Things haven’t turned out as Kate Crescenzo expected, but you know what, that’s OK because even though she’s all turned around, she’s right where she wants to be.
Kate, whose face is defined by perky brown ringlets and an effervescent smile, came to New York City at the end of 2019 to pursue an acting career, which she has been understudying for virtually all of the 26 years she has been on this planet.
She was finding her way, doing audition after audition after audition and teaching theater in an after-school program in Park Slope, when the pandemic upstaged her.
“I was really going for it,” she says.
Kate was born and raised in Paeonian Springs, Virginia, a rural area some 45 minutes from D.C. that is, she says, as far away from the lights of Broadway, not to mention any form of civilization, as you can get.
She was 12 when she performed in her first professional production, a community theater summer show. It sounds young until she adds that she made her acting debut in grade school.
“I was always performing,” she says. “I used to sing at my parents’ parties. And I always envisioned being on the stage or in a film or on TV.”
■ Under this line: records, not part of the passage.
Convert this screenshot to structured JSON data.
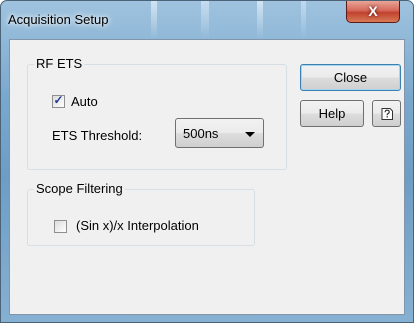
{
  "window": {
    "title": "Acquisition Setup",
    "close_glyph": "X",
    "accent_color": "#6e9dc4"
  },
  "rf_ets": {
    "group_label": "RF ETS",
    "auto_label": "Auto",
    "auto_checked": true,
    "threshold_label": "ETS Threshold:",
    "threshold_value": "500ns"
  },
  "scope_filtering": {
    "group_label": "Scope Filtering",
    "interp_label": "(Sin x)/x Interpolation",
    "interp_checked": false
  },
  "buttons": {
    "close_label": "Close",
    "help_label": "Help",
    "context_help_icon": "context-help-icon"
  }
}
When she enrolled in Virginia Commonwealth University, there was never any doubt that she would earn a bachelor’s degree in fine arts and put it to use.
Upon graduation, she went to Sacramento, where she starred in a one-woman comedy show.
The move to New York City would be, she hoped, her big break.
And, in a way, that’s exactly what it was.
Although she didn’t get any acting roles in the six-month period pre-Covid she was trying out, she did meet the man who would become her fiancé.
“We were working on a film,” she says. “He was doing sound, and I was doing a monologue.”
There was, she adds, a lot of flirting going on behind the scenes.
When things shut down, and Kate had a choice of moving back with her parents or moving in with the man she wants to spend the rest of her life with, the choice was easy.
Besides which, her apartment was really small.
“We watched a lot of TV and played a lot of games,” she says, adding that at one point, they were both jobless.
Kate decided to put all her new-found free time to good use: She went back to school and is working on a master of social work degree at Fordham. (Her fiancé also is working on the same degree, but at Yeshiva University, and they will graduate in August.)
“During lockdown, I started to feel guilty about not helping people,” she says, adding that a two-week bout with Covid-19 this year only solidified her decision. “Being on the stage only helped me. I decided I didn’t want to stop acting, but I didn’t want an acting career.”
There’s one other thing she started doing during lockdown: drawing.
“It made me feel good and kept my mind active,” she says. “I’ve never been trained in art, I just started drawing.”
She also watched a lot of YouTube videos to perfect her technique and began producing a painting a day, working at a small desk in her apartment’s flex room.
Her works – in gouache, watercolor, crayon, marker and Sharpie – start with sketches. The subject matter varies. In addition to botanicals and landscapes, Kate paints portraits of Astoria businesses.
“My paintings have a nostalgic feel,” she says, adding that it takes her about a day to complete each one. “Most of them are places that I have been.”
Insisting that her art is merely a hobby, Kate says that she’s going to make more time for painting after she graduates and gets a full-time job.
“I don’t like to do only one thing,” she says. “I like to do many things. And I’m hoping I can bring acting and art into my psychotherapy practice. Everything weaves together.”
But right now, there’s another project that’s taking up a lot of Kate’s time: her wedding. She’s going out with her mother to look for wedding dresses.